2. Tolerance intervals for the process that will allow you to determine how far the process can drift (i.e., process survivability), usually represented in multiples of the process standard deviation, before an unacceptable number of non-conformances are expected.
Determining Sample Size for the Control Strategy
Once you have defined the process center and variability over time, you can use the mean and standard deviation values to determine a minimum sample size that will accurately detect the 'survivable' drift, based on the tolerance interval calculation, and the relative distance to your specifications, with the desired sampling power and confidence (which most often are set at 80% and 95%, respectively). This can be applied to both the sub-group of samples pulled at a single time-point or the total number of samples across the entire lot or batch to determine batch quality.

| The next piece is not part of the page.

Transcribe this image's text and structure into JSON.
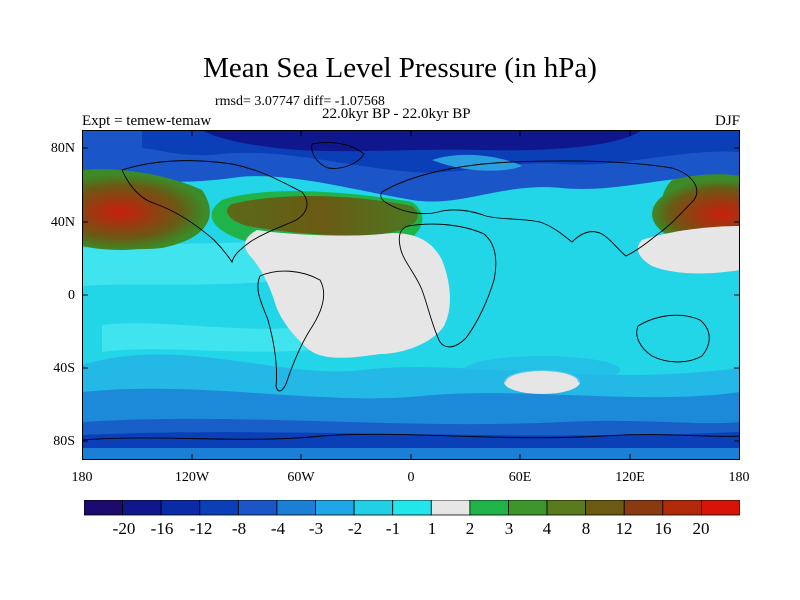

This is a key point to understand -- this allows you to determine the minimum number of samples necessary to obtain the desired information, as well as preventing the potential of oversampling. Quite often there are diminishing returns from increased sampling, as the amount of information, or your ability to estimate the population characteristics, does not increase with the number of samples taken. A knee jerk reaction by organizations to improve quality is often to increase sampling, but the information returned by that increased sampling does not always provide any more useful information. In fact, if measurements are manual, increased sampling opens the process up to increased opportunity for measurement error, which, if not recognized, can result in process decisions based on false information.
Process Surveillance
Once you have developed your in-process control strategy in the previous steps, you can leverage the data over time and incorporate learnings into your organization’s Process Surveillance program. Process surveillance techniques, like statistical process control (SPC) and process capability indices (e.g., Cpk and Ppk), would be used to evaluate how well the process continues (or fails to continue) to align with the original performance that should have been well characterized during development and validation activities.
Dear Sir First I would like to thank you for this insightful article in a very important and frequently asked topic. Secondly you have mentioned in the article that Once you have defined the process center and variability over time, you can use the mean and standard deviation values to determine a minimum sample size that will accurately detect the 'survivable' drift, based on the tolerance interval calculation, and the relative distance to your specifications, with the desired sampling power and confidence (which most often are set at 80% and 95%, respectively). Can you please suggest a formula to be used to determine the minimum sample size. Also I would like to ask if the minimum sample size is dependent or independent on the batch size. Thank you again.